Updated on 09/17/2011 11:37AM

McPeek keeps even keel

Trainer Ken McPeek could be represented by two horses in the Belmont Stakes, including Best Minister, shown winning the Sir Barton Stakes earlier this month at Pimlico.

ELMONT, N.Y. - Ken McPeek has a sense of history, and a sense of duty. As a fan, and then a trainer, he has seen how difficult it is to win the Triple Crown. But that will not stop him from trying to play spoiler for the second straight year.

Last year, McPeek sent out 70-1 shot Sarava, who scored the biggest upset in Belmont Stakes history and stopped War Emblem's quest to win the Triple Crown. This year, McPeek will have at least one and as many as two horses seeking to stop Funny Cide, the Kentucky Derby and Preakness winner, from capturing the 135th Belmont Stakes next Saturday.

McPeek will definitely run Best Minister, who is seeking to emulate Sarava by parlaying a victory in Pimlico's Sir Barton Stakes into a win in the Belmont. He also might run the lightly raced Wild and Wicked, who has won his only two starts.

It has been quite a year for McPeek. Sarava's win, McPeek said Friday, is "without a doubt" the biggest victory of his career. "What I was most proud of was winning a classic before I turned 40," said McPeek, who turned 40 in August.

But that win encapsulated the soap opera life McPeek has led this past year. Only days before the Belmont, McPeek found out that Harlan's Holiday - the winner of the Florida Derby and Blue Grass Stakes earlier in the year - was being removed from his care. He is now trained by Todd Pletcher.

Sarava, whose profile was raised immeasurably by his Belmont win, never raced again for McPeek. In fact, he has never raced again for anyone. His owners sent him to trainer Bob Baffert, for whom Sarava has yet to start.

And this past winter, McPeek had the promising 3-year-old Ten Cents a Shine transferred from his care to D. Wayne Lukas, for whom Ten Cents a Shine has finished no better than eighth in four subsequent starts.

McPeek just copes and looks forward.

"We're pretty resilient," he said. "It's disappointing. We work hard to take good care of the horses, and I get great satisfaction out of seeing my owners win. But you've just got to pick yourself up and do it again. We're going to keep coming with different horses for different clients."

Best Minister, a son of Deputy Minister, ended up with McPeek when he pursued the colt following his being bought back at a 2-year-old in training sale last year in Florida. John Phillips, who bred the colt in partnership, agreed to sell 50 percent of Best Minister to a group McPeek brought to the table that includes former basketball great Dan Issel, well-known horse auctioneer John Henderson, as well as Don Blevins and Francis Whitman.

Best Minister has won his last two starts, including the Sir Barton. He raced twice last year before taking ill with colic, and did not make his first start this year until March 13. Because of his late start this year, Best Minister was not nominated to the Triple Crown and must be supplemented to the Belmont for $100,000.
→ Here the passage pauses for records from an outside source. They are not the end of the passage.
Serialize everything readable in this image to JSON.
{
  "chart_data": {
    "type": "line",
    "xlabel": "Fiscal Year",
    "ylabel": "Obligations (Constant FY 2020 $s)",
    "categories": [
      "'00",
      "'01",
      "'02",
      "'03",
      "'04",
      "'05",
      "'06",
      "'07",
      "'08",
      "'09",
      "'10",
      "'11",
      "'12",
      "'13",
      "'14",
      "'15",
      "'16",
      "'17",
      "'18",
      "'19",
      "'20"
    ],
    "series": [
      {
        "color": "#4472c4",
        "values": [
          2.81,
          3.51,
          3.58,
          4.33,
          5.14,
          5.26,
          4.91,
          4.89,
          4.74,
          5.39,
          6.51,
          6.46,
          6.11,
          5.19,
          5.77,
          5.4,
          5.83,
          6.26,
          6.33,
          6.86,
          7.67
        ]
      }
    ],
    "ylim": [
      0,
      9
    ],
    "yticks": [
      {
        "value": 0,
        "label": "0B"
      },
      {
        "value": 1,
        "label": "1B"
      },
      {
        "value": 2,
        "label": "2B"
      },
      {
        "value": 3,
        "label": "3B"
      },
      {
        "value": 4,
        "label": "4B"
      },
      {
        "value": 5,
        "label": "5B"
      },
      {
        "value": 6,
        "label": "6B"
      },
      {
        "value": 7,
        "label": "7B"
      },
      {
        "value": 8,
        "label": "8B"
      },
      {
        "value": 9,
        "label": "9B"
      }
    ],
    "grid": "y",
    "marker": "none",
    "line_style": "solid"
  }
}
"He's doing fantastic now," McPeek said. "He's a lovely mover, a lovely made horse. He's a big, leggy colt with a large shoulder and a great pedigree. He should have no trouble getting the distance, but he's going to need some things to go his way."

Best Minister arrived at Belmont Park this past week and is scheduled to work Sunday morning.

Wild and Wicked, a son of Wild Again, only owns victories against maidens at Keeneland and first-level allowance runners at Churchill Downs, but McPeek thinks he has as much raw ability as any horse he has trained.

"We need to make a decision as to whether we want to be aggressive or conservative," McPeek said. "He trains incredible. He's doing super. I think if I find an excuse not to run I'll take it, but I wouldn't be scared to run him."

Funny Cide a real looker

After getting a day off following his Wednesday workout, Funny Cide returned to the track Friday morning and cantered one lap the wrong way around the track under his exercise rider, Robin Smullen. Funny Cide came on the track around 8:45 a.m., and stood like a statue at the finish line, seemingly mindful of the click of cameras nearby, for 15 minutes before going about his business.

"His favorite thing is to stand and watch the other horses go by," Smullen said. "Not much bothers him. He jogged about an eighth of a mile, then he cantered. He's getting really strong."

Weather alters work schedule

The forecast for thunderstorms Saturday afternoon and potentially into Sunday has caused Empire Maker and Dynever to have their final workouts moved up to Saturday morning by their respective trainers, Bobby Frankel and Christophe Clement.